# 64 Quarter Window Headliner Trim/molding



## pbearly (Apr 18, 2013)

I bought a 64 post car project and I've started installing the interior. Now I did not remove it so I'm figuring it out as I go. I just installed the headliner and I'm wondering what type of molding goes above/around the quarter window and holds the headliner.

Thank you


----------



## MaL (Jun 12, 2008)

I have a '66 post sedan and had the same issue as you. The post cars have little differences in them vs hardtops and not many people own them, so you end up with holes in what to do.

I'm guessing (hoping) your '64 was about the same as my '66. Below are two pics ('66) of what you're missing. It's a slender piece of metal held in place by two screws. Without it, you have nowhere to tuck the headliner into at those points.

Also, be aware, the rear window on mine has about 3 metal pieces that screws in. It goes all the way down the sides of the window too. You can see it in the first picture. Without that you'll be tucking the headliner into the wrong gap.

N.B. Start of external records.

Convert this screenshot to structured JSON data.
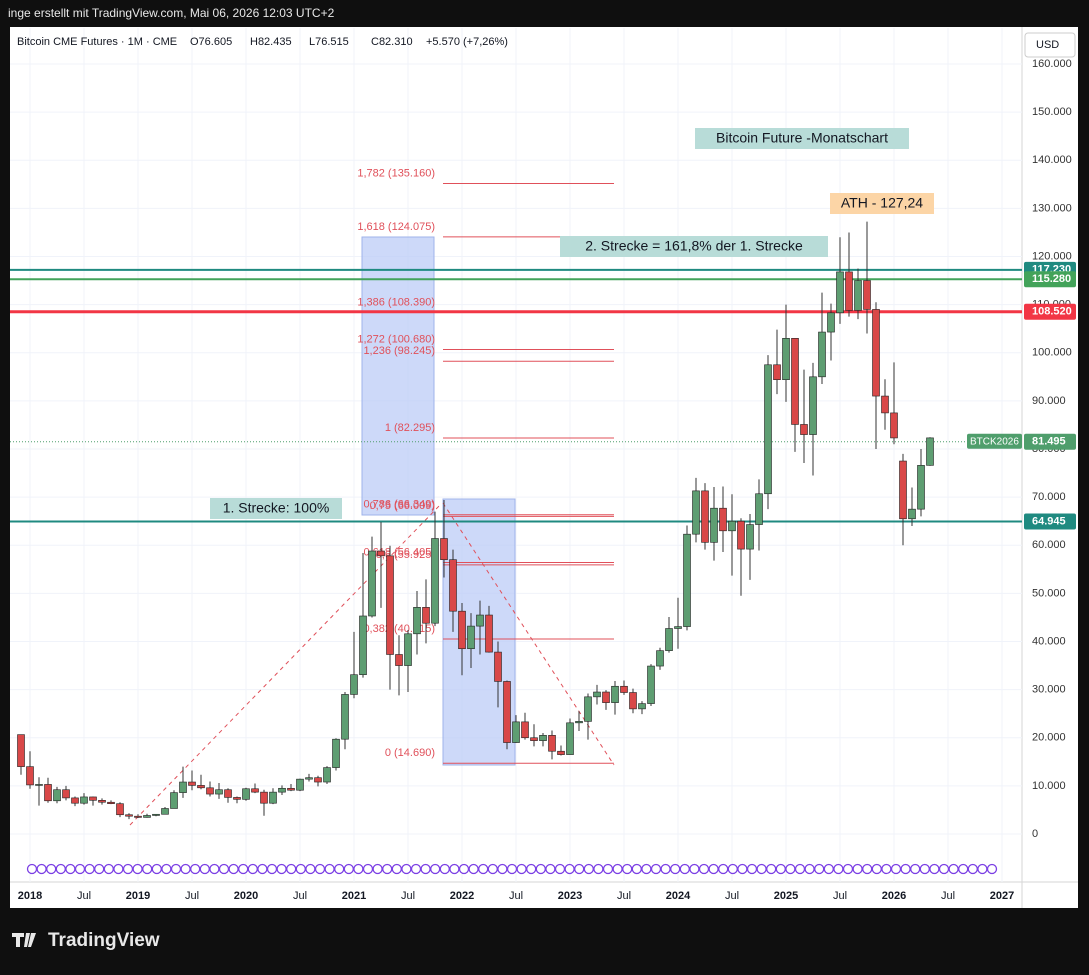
{
  "header": {
    "attribution": "inge erstellt mit TradingView.com, Mai 06, 2026 12:03 UTC+2",
    "logo": "TradingView"
  },
  "chart_data": {
    "type": "candlestick",
    "symbol": "Bitcoin CME Futures · 1M · CME",
    "ohlc_labels": [
      "O76.605",
      "H82.435",
      "L76.515",
      "C82.310",
      "+5.570 (+7,26%)"
    ],
    "currency": "USD",
    "categories": [
      null,
      "2018",
      null,
      null,
      null,
      null,
      null,
      "Jul",
      null,
      null,
      null,
      null,
      null,
      "2019",
      null,
      null,
      null,
      null,
      null,
      "Jul",
      null,
      null,
      null,
      null,
      null,
      "2020",
      null,
      null,
      null,
      null,
      null,
      "Jul",
      null,
      null,
      null,
      null,
      null,
      "2021",
      null,
      null,
      null,
      null,
      null,
      "Jul",
      null,
      null,
      null,
      null,
      null,
      "2022",
      null,
      null,
      null,
      null,
      null,
      "Jul",
      null,
      null,
      null,
      null,
      null,
      "2023",
      null,
      null,
      null,
      null,
      null,
      "Jul",
      null,
      null,
      null,
      null,
      null,
      "2024",
      null,
      null,
      null,
      null,
      null,
      "Jul",
      null,
      null,
      null,
      null,
      null,
      "2025",
      null,
      null,
      null,
      null,
      null,
      "Jul",
      null,
      null,
      null,
      null,
      null,
      "2026",
      null,
      null,
      null,
      null,
      null,
      "Jul",
      null,
      null,
      null,
      null,
      null,
      "2027"
    ],
    "open": [
      20650,
      14000,
      10200,
      10300,
      6900,
      9200,
      7500,
      6400,
      7700,
      7000,
      6600,
      6300,
      4000,
      3700,
      3450,
      3850,
      4100,
      5300,
      8600,
      10800,
      10100,
      9600,
      8300,
      9200,
      7600,
      7200,
      9400,
      8700,
      6400,
      8700,
      9500,
      9100,
      11400,
      11700,
      10800,
      13800,
      19700,
      29000,
      33100,
      45300,
      58800,
      57800,
      37300,
      35000,
      41600,
      47100,
      43800,
      61400,
      57000,
      46300,
      38500,
      43200,
      45500,
      37800,
      31700,
      19000,
      23300,
      20000,
      19400,
      20500,
      17200,
      16500,
      23100,
      23400,
      28500,
      29500,
      27300,
      30700,
      29400,
      26000,
      27100,
      34900,
      38100,
      42700,
      43100,
      62300,
      71300,
      60600,
      67700,
      63000,
      65000,
      59200,
      64300,
      70700,
      97500,
      94400,
      103000,
      85100,
      83000,
      95000,
      104300,
      108300,
      116800,
      108800,
      115000,
      109000,
      91000,
      87500,
      77500,
      65500,
      67500,
      76605,
      null,
      null,
      null,
      null,
      null,
      null,
      null,
      null
    ],
    "high": [
      20650,
      17200,
      11800,
      11700,
      9800,
      10000,
      7800,
      8500,
      7800,
      7400,
      7000,
      6600,
      4300,
      4100,
      4200,
      4150,
      5600,
      9100,
      14000,
      13200,
      12300,
      10900,
      10600,
      9500,
      7800,
      9600,
      10500,
      9200,
      9500,
      10100,
      10400,
      11500,
      12500,
      12100,
      14100,
      19900,
      29500,
      42000,
      58400,
      61800,
      64800,
      59900,
      41300,
      42400,
      50500,
      52900,
      67000,
      69400,
      59100,
      48000,
      45900,
      48500,
      47400,
      40000,
      31900,
      24700,
      25200,
      22800,
      21000,
      21500,
      18400,
      24000,
      25500,
      29200,
      31000,
      29900,
      31800,
      31900,
      30200,
      27600,
      35300,
      38700,
      45100,
      49100,
      64100,
      74000,
      72900,
      72100,
      72200,
      70600,
      65600,
      66500,
      73700,
      99500,
      104800,
      110000,
      103000,
      96500,
      97900,
      112500,
      110200,
      124000,
      125000,
      117500,
      127240,
      110500,
      94500,
      98000,
      79000,
      72000,
      80000,
      82435,
      null,
      null,
      null,
      null,
      null,
      null,
      null,
      null
    ],
    "low": [
      12300,
      9400,
      5900,
      6500,
      6400,
      7000,
      5800,
      6100,
      5900,
      6100,
      6200,
      3500,
      3100,
      3350,
      3400,
      3700,
      4050,
      5300,
      7500,
      9100,
      9300,
      7800,
      7300,
      6500,
      6400,
      6900,
      8500,
      3800,
      6200,
      8100,
      8900,
      8900,
      10900,
      9900,
      10400,
      13200,
      17600,
      28200,
      32500,
      45000,
      47000,
      30000,
      28800,
      29500,
      37300,
      39600,
      43200,
      53300,
      42000,
      33000,
      34500,
      37300,
      37700,
      26300,
      17600,
      18900,
      19600,
      18200,
      18200,
      15500,
      16300,
      16500,
      21400,
      19600,
      26900,
      25800,
      24800,
      28900,
      25100,
      24900,
      26600,
      34100,
      37700,
      38500,
      42300,
      60600,
      59100,
      56800,
      58600,
      53700,
      49500,
      52800,
      58900,
      67500,
      91400,
      89800,
      79400,
      77100,
      74500,
      93500,
      98400,
      106000,
      107500,
      107000,
      104000,
      80000,
      84000,
      81000,
      60000,
      64000,
      66000,
      76515,
      null,
      null,
      null,
      null,
      null,
      null,
      null,
      null
    ],
    "close": [
      14000,
      10200,
      10300,
      6900,
      9200,
      7500,
      6400,
      7700,
      7000,
      6600,
      6300,
      4000,
      3700,
      3450,
      3850,
      4100,
      5300,
      8600,
      10800,
      10100,
      9600,
      8300,
      9200,
      7600,
      7200,
      9400,
      8700,
      6400,
      8700,
      9500,
      9100,
      11400,
      11700,
      10800,
      13800,
      19700,
      29000,
      33100,
      45300,
      58800,
      57800,
      37300,
      35000,
      41600,
      47100,
      43800,
      61400,
      57000,
      46300,
      38500,
      43200,
      45500,
      37800,
      31700,
      19000,
      23300,
      20000,
      19400,
      20500,
      17200,
      16500,
      23100,
      23400,
      28500,
      29500,
      27300,
      30700,
      29400,
      26000,
      27100,
      34900,
      38100,
      42700,
      43100,
      62300,
      71300,
      60600,
      67700,
      63000,
      65000,
      59200,
      64300,
      70700,
      97500,
      94400,
      103000,
      85100,
      83000,
      95000,
      104300,
      108300,
      116800,
      108800,
      115000,
      109000,
      91000,
      87500,
      82300,
      65500,
      67500,
      76600,
      82310,
      null,
      null,
      null,
      null,
      null,
      null,
      null,
      null
    ],
    "up_color": "#5e9e72",
    "down_color": "#d94848",
    "ylim": [
      -9974,
      167481
    ],
    "yticks": [
      0,
      {
        "value": 10000,
        "label": "10.000"
      },
      {
        "value": 20000,
        "label": "20.000"
      },
      {
        "value": 30000,
        "label": "30.000"
      },
      {
        "value": 40000,
        "label": "40.000"
      },
      {
        "value": 50000,
        "label": "50.000"
      },
      {
        "value": 60000,
        "label": "60.000"
      },
      {
        "value": 70000,
        "label": "70.000"
      },
      {
        "value": 80000,
        "label": "80.000"
      },
      {
        "value": 90000,
        "label": "90.000"
      },
      {
        "value": 100000,
        "label": "100.000"
      },
      {
        "value": 110000,
        "label": "110.000"
      },
      {
        "value": 120000,
        "label": "120.000"
      },
      {
        "value": 130000,
        "label": "130.000"
      },
      {
        "value": 140000,
        "label": "140.000"
      },
      {
        "value": 150000,
        "label": "150.000"
      },
      {
        "value": 160000,
        "label": "160.000"
      }
    ],
    "grid": true,
    "levels": [
      {
        "value": 117230,
        "label": "117.230",
        "color": "#1f8a80"
      },
      {
        "value": 115280,
        "label": "115.280",
        "color": "#43a35a"
      },
      {
        "value": 108520,
        "label": "108.520",
        "color": "#f23645"
      },
      {
        "value": 64945,
        "label": "64.945",
        "color": "#1f8a80"
      }
    ],
    "last_price": {
      "value": 81495,
      "label": "81.495",
      "symbol": "BTCK2026",
      "color": "#4f9e6c"
    },
    "fib_color": "#e0505a",
    "fib_levels": [
      {
        "value": 135160,
        "label": "1,782 (135.160)"
      },
      {
        "value": 124075,
        "label": "1,618 (124.075)"
      },
      {
        "value": 108390,
        "label": "1,386 (108.390)"
      },
      {
        "value": 100680,
        "label": "1,272 (100.680)"
      },
      {
        "value": 98245,
        "label": "1,236 (98.245)"
      },
      {
        "value": 82295,
        "label": "1 (82.295)"
      },
      {
        "value": 66349,
        "label": "0,786 (66.349)"
      },
      {
        "value": 66009,
        "label": "0,75 (66.009)"
      },
      {
        "value": 56405,
        "label": "0,618 (56.405)"
      },
      {
        "value": 55925,
        "label": "0,6 (55.925)"
      },
      {
        "value": 40515,
        "label": "0,382 (40.515)"
      },
      {
        "value": 14690,
        "label": "0 (14.690)"
      }
    ],
    "annotations": [
      {
        "text": "Bitcoin Future -Monatschart",
        "bg": "#b8dcd8"
      },
      {
        "text": "ATH - 127,24",
        "bg": "#fcd5a6"
      },
      {
        "text": "2. Strecke = 161,8% der 1. Strecke",
        "bg": "#b8dcd8"
      },
      {
        "text": "1. Strecke: 100%",
        "bg": "#b8dcd8"
      }
    ]
  }
}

The silver/light gray metal in this photo is the piece above the qtr window as well as around the rear window-


Fuzzy pic, but all I have for an up close pic.


----------



## pbearly (Apr 18, 2013)

Yeah, I have all that and have my headliner installed. I did install the front and rear headliner trim but there is nothing to fill the same type of tucking groove that is around the quarter window. I'm guessing a piece of windlace would do it, I did put windlace around the door opening (one piece but was thinking it might need to go around the rear quarter.


----------



## MaL (Jun 12, 2008)

A big difference between yours and mine at that point in the qtr window is I have earmuffs and your '64 does not. Sorry I can't be of more help. But I do have windlace running from the front of the driver window all the way back down the qtr window...all one single length of windlace.


----------



## pbearly (Apr 18, 2013)

Yeah I ordered some more windlace so I can run from the front to back. Then another piece down the B pillar


----------